Document: FSC-0007
Version:  002
Date:     17-Apr-90





              FidoNet(r) RFC822-Style Message Format
   (Informal Proposed Message Format Specification - Draft, revised)
                    Robert Heller @ 1:321/153.0
                         April 17, 1990





Status of this document:

    This FSC suggests a proposed protocol for the FidoNet(r) community,
    and requests discussion and suggestions for improvements.
    Distribution of this document is unlimited.

    Fido and FidoNet are registered marks of Tom Jennings and Fido
    Software.





1. Purpose.
===========

The purpose of this document is to outline my ideas concerning
FidoNet (r) message format, both as stored on disk as message
files handled by BBS (or other "conferencing" programs) and as
these messages exist packed into "bundles" or "packets" as
transmitted from machine to machine.  I think using a uniform
format for normal message storage will make things easier, at
least in terms of "standardized" message bundling and transmiting
software is concerned.  If done right it also makes things easier
for BBS and conferencing software writers too.

This specification is only a first draft proposal.  Just
something to put on the table for discussion. Feel free to
comment on it. I am open to suggestions.

2. Preliminary Definations.
===========================

I will be using BNF notation to describe the format of data
fields.  This is a fairly standard notation and should be familar
to anyone who has taken a compiler design course.  To make things
a little briefer, I will be using some pre-defined
psuedo-terminal symbols.  These symbols are defined as:

  o The symbol ALPHA referes to any ASCII alphabetic character,
    including the uppercase letters ('A' thru 'Z', 41H thru
    5AH), the lowercase letters ('a' thru 'z', 61H thru 7AH) and
    these characters: '#' (23H), '$' (24H), '&' (26H), '*'
    (2AH), '+' (2BH), '-' (2DH), '=' (3DH), '^' (5EH), and '_'
    (5FH).

  o The symbol DIGIT refers to any of the ASCII characters '0'
    thru '9' (30H thru 39H).

|  o The symbol NEWLINE refers to the single ASCII character LF (0AH),
|    when the message is in transit, and refers to the local O/S's
|    newline convention for text files (i.e.
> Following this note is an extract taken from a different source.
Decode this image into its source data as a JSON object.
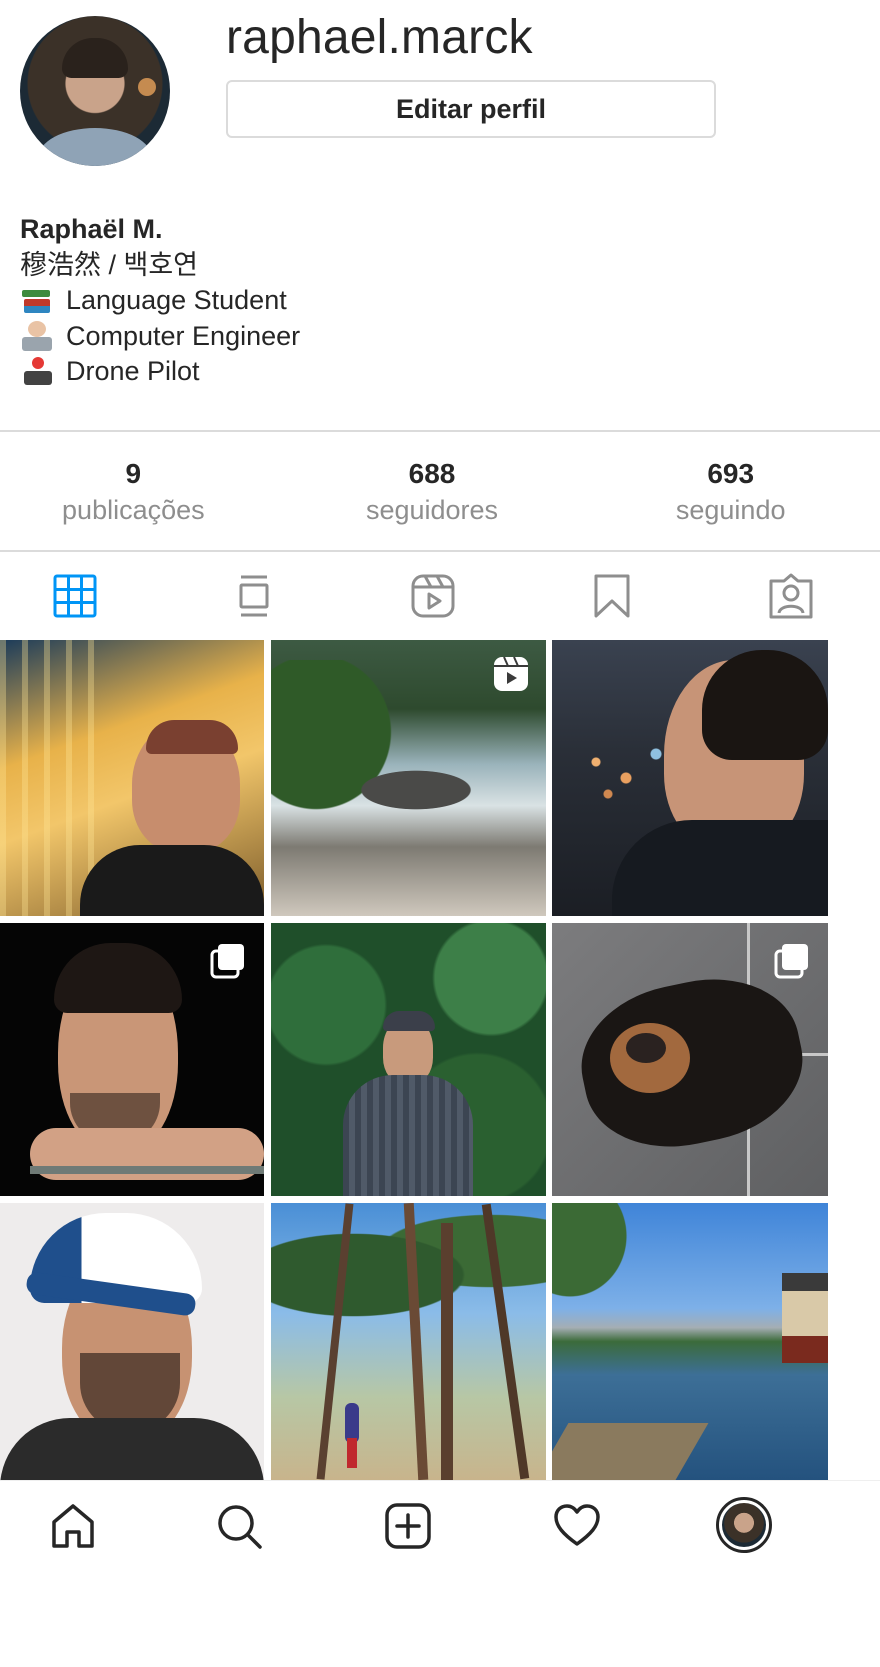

LF under UNIX, CRLF under
|    MS-DOS and CP/M, CR under OS-9, etc.), or whatever is convient for
|    the BBS software.

  o The symbol WHITESPACE refers to one or more ASCII space
    (20H) or tab (09H) characters.

  o The symbol OPTWHITESPACE referes to zero or more ASCII space
    (20H) or tab (09H) characters.

  o The symbol TEXT referes to zero or more printable ASCII
    characters not including a NEWLINE sequence.

  o The symbol NULL referes to the null string (no characters at
    all).

Oh, one other thing:  message files contain only printable ASCII
characters and NEWLINE sequences (packed messages will have
non-printable bytes).  Also, I'll number the definations.  I am
also only using six BNF operator characters: a vertical bar (|)
for alteration, braces ({}) for comments, single quotes (') for
character and string literals and parens (()) for expression
grouping.


3. Definations 1: Stored Message.
=================================


Changed or added definations are indicated by an '*' after the def number.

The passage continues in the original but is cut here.